Le Mystère de la femme sans tête

La narratrice s’arrête net devant la tombe de Marina Chafroff dans le cimetière d’Ixelles. Cette femme a été décapitée en 1942 sur ordre d’Adolf Hitler. Cet fait, oubliée de l’histoire belge de la Seconde Guerre mondiale, provoque l’enquête de la narratrice. Mêlant son état d’esprit de 2022 aux faits et au passé de 1942, l’histoire se noue entre ces deux figures féminines.

C’est elle. Tu ne savais pas que tu la cherchais mais tu sens que tu l’as trouvée, et tu prends une photo de son nom. Le silence du cimetière est troué par le son du déclencheur de ton iPhone. Ce faux bruit vieillot de reflex argentique, son irruption dans le présent où tu viens de t’engouffrer dans un trou de ver menant au passé, t’assène un bref vertige. Les espace-temps se télescopent.
Devant toi, il y a cette tombe étrange, parallélépipède de granit très érodé, au-dessus duquel une rose fanée est piquée dans la haie. Sous tes pieds, il y a une femme sans tête.

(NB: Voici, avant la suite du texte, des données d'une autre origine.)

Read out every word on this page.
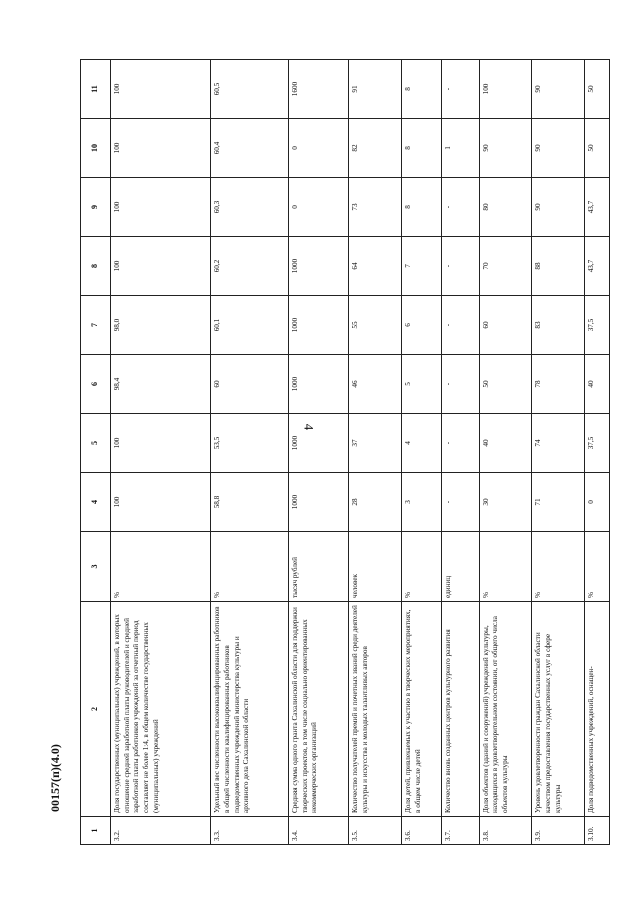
4
00157(п)(4.0)
1	2	3	4	5	6	7	8	9	10	11
3.2.	Доля государственных (муниципальных) учреждений, в которых отношение средней заработной платы руководителей и средней заработной платы работников учреждений за отчетный период составляет не более 1:4, в общем количестве государственных (муниципальных) учреждений	%	100	100	98,4	98,0	100	100	100	100
3.3.	Удельный вес численности высококвалифицированных работников в общей численности квалифицированных работников подведомственных учреждений министерства культуры и архивного дела Сахалинской области	%	58,8	53,5	60	60,1	60,2	60,3	60,4	60,5
3.4.	Средняя сумма одного гранта Сахалинской области для поддержки творческих проектов, в том числе социально ориентированных некоммерческих организаций	тысяч рублей	1000	1000	1000	1000	1000	0	0	1600
3.5.	Количество получателей премий и почетных званий среди деятелей культуры и искусства и молодых талантливых авторов	человек	28	37	46	55	64	73	82	91
3.6.	Доля детей, привлекаемых к участию в творческих мероприятиях, в общем числе детей	%	3	4	5	6	7	8	8	8
3.7.	Количество вновь созданных центров культурного развития	единиц	-	-	-	-	-	-	1	-
3.8.	Доля объектов (зданий и сооружений) учреждений культуры, находящихся в удовлетворительном состоянии, от общего числа объектов культуры	%	30	40	50	60	70	80	90	100
3.9.	Уровень удовлетворенности граждан Сахалинской области качеством предоставления государственных услуг в сфере культуры	%	71	74	78	83	88	90	90	90
3.10.	Доля подведомственных учреждений, оснащен-	%	0	37,5	40	37,5	43,7	43,7	50	50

Ce livre de Myriam Leroy parle autant de Marina Chafroff que de l’autrice, autant du passé réveillé que du présent vécu. Porté par l’énergie de l’enquête, le livre est émaillé de rencontres, de trouvailles hasardeuses, de documents (écrits, sonores ou vidéos) transmis par des tiers. A travers le destin de Marina, on découvre la Seconde Guerre mondiale en Belgique, les caractéristiques de la période et les souvenirs laissés, triés entre ceux gardés et ceux oubliés. C’est une histoire vertigineuse qui nous est livrée.

Avec acharnement et un sens du partage particulièrement émouvant, l’autrice nous parle de cette femme, de sa légende, de sa réalité. C’est un bloc entier qu’elle nous livre, complété par ses propres conclusions. La mémoire de la Seconde Guerre mondiale est compliquée et délicate. Des légendes se sont forgées, dans un sens ou dans l’autre. Ces histoires ont valorisé certains êtres, en ont mis de côté d’autres. Dans cette injustice mémorielle, Myriam Leroy pointe le sort qui s’acharne encore plus sur les femmes.

Alors l’enquête, avec tout l’investissement de la romancière, veut rétablir des questionnements et apporter une autre possibilité de vérité. Myriam Leroy se confronte aux légendes, aux raccourcis, aux archives et aux témoins encore vivants. On revient sur le quotidien de cette famille venue de Russie, de ce couple aux airs amoureux, aux années de guerre et la relation entre la Belgique et l’Allemagne nazie.

En parallèle de cette avancée historique, Myriam Leroy partage également ses doutes, ses failles et la dureté de certaines découvertes. On n’oublie jamais que c’est une femme du présent, de notre temps qui se confronte au passé. De cette rencontre, naît alors l’émotion. Au fur et à mesure de la lecture, on voit des calques idéologiques actuels se rapprocher du passé. On discerne alors ce temps, cette évolution sociale qui n’avance pas et le poids des codes peser sur Marina. Une tragédie apparaît progressivement, lorsque le passé révélé montre ce que la mémoire du présent a omis. Il y a de l’intensité dans les descriptions de cette histoire personnelle aux dimensions nationales et européennes. Sans jamais émettre un avis définitif sur Marina et son destin, sans jamais en faire un exemple, Myriam Leroy esquisse le parcours d’une femme marquante et lui dresse un monument honorifique. Certains voyaient Marina comme un être bancal. Peut-être que ses choix, sa personnalité ont surtout montré que c’est le monde autour d’elle qui était bancal.

Ce roman est publié au Seuil au prix de 19,50€.

Un commentaire Ajoutez le vôtre

  1. Sandrine dit :

    J’aime ces romans enquêtes autour de faits divers ou de secrets de famille. Il s’en écrit beaucoup aujourd’hui.